SABCS: Modest Weight Loss Cuts Breast CA Risk Post Menopause

Postmenopausal women with weight gain had increased risk of triple-negative breast cancer

FRIDAY, Dec. 8, 2017 (HealthDay News) -- For postmenopausal women, modest weight loss is associated with reduced breast cancer risk, according to a study presented at the annual San Antonio Breast Cancer Symposium, held from Dec. 5 to 9 in Texas.

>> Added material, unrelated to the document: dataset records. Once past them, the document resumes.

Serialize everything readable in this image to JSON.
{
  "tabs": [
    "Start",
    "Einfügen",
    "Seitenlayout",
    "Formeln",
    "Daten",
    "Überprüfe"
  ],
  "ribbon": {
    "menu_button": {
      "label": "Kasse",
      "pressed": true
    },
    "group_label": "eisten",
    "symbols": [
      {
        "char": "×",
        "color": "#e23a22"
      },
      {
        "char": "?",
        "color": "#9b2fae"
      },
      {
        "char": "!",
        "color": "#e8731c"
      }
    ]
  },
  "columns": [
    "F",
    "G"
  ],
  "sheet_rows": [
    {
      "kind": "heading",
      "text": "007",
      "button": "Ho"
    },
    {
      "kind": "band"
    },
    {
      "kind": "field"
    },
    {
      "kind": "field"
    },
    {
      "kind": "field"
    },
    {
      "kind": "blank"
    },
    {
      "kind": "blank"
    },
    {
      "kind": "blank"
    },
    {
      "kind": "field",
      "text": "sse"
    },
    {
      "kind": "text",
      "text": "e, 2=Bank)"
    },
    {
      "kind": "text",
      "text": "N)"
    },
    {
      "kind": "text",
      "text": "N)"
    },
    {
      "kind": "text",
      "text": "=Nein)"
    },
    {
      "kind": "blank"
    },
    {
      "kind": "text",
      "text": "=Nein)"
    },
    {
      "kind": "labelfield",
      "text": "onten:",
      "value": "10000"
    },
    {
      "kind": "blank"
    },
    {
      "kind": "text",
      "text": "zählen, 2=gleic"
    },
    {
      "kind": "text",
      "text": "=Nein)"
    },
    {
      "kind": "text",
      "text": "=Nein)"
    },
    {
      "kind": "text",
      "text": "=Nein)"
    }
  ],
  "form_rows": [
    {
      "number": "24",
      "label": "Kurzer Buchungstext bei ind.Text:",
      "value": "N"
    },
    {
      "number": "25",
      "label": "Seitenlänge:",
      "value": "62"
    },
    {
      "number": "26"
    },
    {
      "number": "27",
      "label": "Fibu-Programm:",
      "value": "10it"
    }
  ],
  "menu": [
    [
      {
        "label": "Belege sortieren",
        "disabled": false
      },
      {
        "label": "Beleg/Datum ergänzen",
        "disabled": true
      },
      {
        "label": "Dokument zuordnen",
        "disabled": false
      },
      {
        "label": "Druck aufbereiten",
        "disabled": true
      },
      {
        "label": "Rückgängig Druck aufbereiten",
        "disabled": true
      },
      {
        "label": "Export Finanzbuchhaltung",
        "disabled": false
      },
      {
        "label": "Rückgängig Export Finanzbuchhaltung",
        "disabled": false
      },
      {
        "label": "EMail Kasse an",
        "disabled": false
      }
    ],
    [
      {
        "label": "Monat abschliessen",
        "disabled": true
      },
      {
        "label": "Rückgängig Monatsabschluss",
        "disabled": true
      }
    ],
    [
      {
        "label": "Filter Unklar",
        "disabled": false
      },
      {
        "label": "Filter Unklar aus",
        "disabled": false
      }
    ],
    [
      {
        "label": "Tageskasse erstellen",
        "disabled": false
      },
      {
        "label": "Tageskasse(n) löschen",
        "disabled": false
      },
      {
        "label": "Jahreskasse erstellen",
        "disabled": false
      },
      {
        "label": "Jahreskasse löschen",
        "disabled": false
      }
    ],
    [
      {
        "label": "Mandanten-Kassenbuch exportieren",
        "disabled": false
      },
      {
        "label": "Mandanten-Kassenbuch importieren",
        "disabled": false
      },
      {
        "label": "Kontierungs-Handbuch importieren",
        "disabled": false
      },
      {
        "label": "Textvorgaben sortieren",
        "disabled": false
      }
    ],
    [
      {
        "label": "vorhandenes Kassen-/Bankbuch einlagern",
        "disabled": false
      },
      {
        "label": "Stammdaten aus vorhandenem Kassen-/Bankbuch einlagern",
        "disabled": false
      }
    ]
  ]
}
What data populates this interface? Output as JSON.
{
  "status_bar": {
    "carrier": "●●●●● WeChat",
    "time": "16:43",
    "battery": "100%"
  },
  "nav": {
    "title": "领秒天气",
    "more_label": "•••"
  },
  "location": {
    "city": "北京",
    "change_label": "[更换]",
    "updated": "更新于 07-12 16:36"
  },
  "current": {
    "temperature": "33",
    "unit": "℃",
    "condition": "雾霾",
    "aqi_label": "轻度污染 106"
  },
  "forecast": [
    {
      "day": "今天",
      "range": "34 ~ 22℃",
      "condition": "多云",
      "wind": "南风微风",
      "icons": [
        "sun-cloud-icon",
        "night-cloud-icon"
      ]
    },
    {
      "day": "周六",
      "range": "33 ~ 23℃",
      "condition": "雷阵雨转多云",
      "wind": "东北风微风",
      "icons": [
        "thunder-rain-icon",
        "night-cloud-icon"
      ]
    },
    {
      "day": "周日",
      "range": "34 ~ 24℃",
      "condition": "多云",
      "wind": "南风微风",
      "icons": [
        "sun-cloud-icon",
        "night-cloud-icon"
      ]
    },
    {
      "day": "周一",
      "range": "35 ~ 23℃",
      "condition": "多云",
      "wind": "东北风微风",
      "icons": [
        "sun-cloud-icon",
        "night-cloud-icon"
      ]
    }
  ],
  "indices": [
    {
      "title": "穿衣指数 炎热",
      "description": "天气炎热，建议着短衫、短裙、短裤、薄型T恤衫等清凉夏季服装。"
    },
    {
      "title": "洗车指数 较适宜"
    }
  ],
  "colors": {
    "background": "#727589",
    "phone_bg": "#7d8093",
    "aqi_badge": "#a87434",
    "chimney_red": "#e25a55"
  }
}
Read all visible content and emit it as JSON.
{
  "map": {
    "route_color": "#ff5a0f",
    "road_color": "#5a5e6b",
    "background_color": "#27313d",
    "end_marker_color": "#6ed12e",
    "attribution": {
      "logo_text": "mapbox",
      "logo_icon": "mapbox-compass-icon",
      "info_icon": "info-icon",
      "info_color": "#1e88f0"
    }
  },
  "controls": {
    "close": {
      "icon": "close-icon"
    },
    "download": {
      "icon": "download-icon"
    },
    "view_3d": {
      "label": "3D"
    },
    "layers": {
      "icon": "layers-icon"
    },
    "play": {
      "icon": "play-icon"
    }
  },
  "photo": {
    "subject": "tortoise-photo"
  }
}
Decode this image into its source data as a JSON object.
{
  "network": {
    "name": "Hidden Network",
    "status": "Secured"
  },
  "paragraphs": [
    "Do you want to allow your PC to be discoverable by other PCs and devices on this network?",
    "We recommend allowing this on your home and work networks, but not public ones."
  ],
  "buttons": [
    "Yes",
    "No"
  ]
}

Rowan Chlebowski, M.D., Ph.D., from City of Hope in Duarte, Calif., and colleagues examined the correlation between weight change and invasive breast cancer risk in 61,335 postmenopausal women in the Women's Health Initiative Observational Study with no prior breast cancer and normal mammogram. Weight change was categorized over three years as stable, loss, or gain.

The researchers found that 3,061 women developed invasive breast cancer during a mean follow-up of 11.4 years. Women with weight loss (≥5 percent) had a significantly lower breast cancer risk than women with stable weight, in multivariable analysis (hazard ratio, 0.88). The findings were not altered by adjustment for mammography (hazard ratio, 0.88). Breast cancer risk was even lower for women with weight loss of ≥15 percent (hazard ratio, 0.63). Women with weight gain had significantly increased risk of triple-negative breast cancer (hazard ratio, 1.54), but there was no association for weight gain with overall breast cancer risk.

"In the three-year window of the study, relatively modest weight loss was associated with significant lowering of breast cancer incidence," Chlebowski said in a statement. "From this study, we have evidence that a weight loss strategy can be effective in lowering breast cancer risk in postmenopausal women."

One author disclosed financial ties to the pharmaceutical industry.